Science Fellow/Postdoctoral Associate Yale School of Medicine New Haven, Connecticut, United States
Introduction/Rationale: Although early-life immunity was once considered immature, the human fetal immune system is dynamic and compartmentalized by the 2nd trimester. By the 21st gestational week, T lymphocytes dominate the fetal small intestine (SI), yet their mucosal functions prenatally are unclear. Because fetal T cell infiltration is concomitant with rapid intestinal epithelial growth and differentiation in utero, we hypothesized that early-life intestinal T cells support normal mucosal development and function.
Methods: We generated an ex vivo co-culture model where SI T cells from fetal or adult donors are integrated with SI organoids, assessing organoid generation and differentiation by microscopy, single-cell RNA sequencing, and multiplexed cytokine assays. To complement our ex vivo approach, we also performed spatial transcriptomics on healthy and diseased SI tissue to investigate T cell-epithelial interactions throughout the human lifespan.

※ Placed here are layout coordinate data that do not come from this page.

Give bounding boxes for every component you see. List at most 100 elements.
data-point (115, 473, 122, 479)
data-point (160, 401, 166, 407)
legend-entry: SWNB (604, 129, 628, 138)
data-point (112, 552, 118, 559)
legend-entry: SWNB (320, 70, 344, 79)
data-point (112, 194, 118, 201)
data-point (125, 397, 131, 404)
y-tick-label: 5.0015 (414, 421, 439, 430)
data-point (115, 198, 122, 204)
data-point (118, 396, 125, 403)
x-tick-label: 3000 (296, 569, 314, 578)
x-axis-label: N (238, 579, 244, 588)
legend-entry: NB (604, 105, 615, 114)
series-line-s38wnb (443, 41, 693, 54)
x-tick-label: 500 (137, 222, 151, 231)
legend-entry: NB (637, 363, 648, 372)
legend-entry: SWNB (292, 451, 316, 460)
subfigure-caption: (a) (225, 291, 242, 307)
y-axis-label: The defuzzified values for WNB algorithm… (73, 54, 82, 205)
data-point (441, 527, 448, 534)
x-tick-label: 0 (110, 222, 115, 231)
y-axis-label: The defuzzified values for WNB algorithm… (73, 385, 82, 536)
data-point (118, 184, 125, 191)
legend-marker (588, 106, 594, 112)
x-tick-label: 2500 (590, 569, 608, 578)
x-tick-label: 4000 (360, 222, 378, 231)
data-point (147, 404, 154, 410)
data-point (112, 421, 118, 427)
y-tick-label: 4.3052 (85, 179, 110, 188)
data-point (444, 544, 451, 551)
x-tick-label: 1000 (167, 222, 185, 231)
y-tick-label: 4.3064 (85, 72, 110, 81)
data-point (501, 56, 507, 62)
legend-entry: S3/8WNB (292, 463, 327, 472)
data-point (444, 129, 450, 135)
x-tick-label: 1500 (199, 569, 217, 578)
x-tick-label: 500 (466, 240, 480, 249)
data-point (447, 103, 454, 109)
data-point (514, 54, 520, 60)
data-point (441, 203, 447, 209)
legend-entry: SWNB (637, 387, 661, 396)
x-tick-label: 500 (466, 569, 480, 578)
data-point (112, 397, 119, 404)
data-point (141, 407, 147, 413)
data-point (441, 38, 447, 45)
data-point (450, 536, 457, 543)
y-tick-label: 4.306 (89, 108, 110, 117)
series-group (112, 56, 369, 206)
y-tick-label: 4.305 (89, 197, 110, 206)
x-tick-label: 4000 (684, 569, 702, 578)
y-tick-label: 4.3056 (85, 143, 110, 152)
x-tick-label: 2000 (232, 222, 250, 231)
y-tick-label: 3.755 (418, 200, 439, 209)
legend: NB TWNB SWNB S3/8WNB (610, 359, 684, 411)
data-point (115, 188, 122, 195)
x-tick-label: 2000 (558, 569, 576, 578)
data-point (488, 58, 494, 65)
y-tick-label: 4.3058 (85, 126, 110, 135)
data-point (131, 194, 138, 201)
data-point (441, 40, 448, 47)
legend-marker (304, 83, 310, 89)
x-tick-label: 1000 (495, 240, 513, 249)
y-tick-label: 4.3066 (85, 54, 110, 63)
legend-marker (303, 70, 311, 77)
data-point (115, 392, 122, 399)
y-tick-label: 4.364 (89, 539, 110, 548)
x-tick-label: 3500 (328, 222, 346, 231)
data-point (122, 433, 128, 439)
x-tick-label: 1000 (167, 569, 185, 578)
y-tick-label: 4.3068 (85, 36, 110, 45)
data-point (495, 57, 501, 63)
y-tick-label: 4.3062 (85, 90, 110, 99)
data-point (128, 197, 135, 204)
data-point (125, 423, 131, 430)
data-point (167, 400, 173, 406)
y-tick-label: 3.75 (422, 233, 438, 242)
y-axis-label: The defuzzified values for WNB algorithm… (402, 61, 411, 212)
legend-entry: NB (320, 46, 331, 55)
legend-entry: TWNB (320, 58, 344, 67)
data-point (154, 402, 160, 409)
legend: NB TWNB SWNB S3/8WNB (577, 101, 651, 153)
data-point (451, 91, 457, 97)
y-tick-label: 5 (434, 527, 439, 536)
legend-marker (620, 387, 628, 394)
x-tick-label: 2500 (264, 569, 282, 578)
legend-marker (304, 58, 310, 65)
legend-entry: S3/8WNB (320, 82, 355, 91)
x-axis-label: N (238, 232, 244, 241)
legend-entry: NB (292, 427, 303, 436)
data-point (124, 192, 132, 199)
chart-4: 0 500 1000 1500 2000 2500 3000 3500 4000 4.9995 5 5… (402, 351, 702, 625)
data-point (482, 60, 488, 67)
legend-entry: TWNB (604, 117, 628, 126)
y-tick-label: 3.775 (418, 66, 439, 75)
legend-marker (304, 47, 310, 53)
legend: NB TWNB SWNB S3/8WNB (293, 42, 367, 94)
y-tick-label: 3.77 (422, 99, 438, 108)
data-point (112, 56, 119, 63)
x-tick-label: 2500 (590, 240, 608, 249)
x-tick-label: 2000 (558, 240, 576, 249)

Results: Fetal SI T cells significantly promoted organoid generation and cell cycling gene programs, even in organoids derived from adults or diseased neonates, suggesting they can reprogram the epithelium towards a regenerative state. Uniquely, fetal SI T cells also directed intestinal stem cell (ISC) differentiation towards the secretory lineage. Yet, adult SI T cells did not support organoid growth or differentiation, highlighting specialized roles of fetal T cells. To test whether secreted factors direct ISC fate, we cultured organoids with T cell-derived conditioned media, which was insufficient to stimulate organoid generation. Additionally, fetal SI T cells were significantly more likely to localize near ISCs, supporting the need for physical interactions.
Conclusion: Overall, we report a unique and coordinated developmental program where fetal SI T cells shape ISC programming by balancing growth and differentiation, offering a new therapeutic angle for intestinal diseases where these processes are disrupted.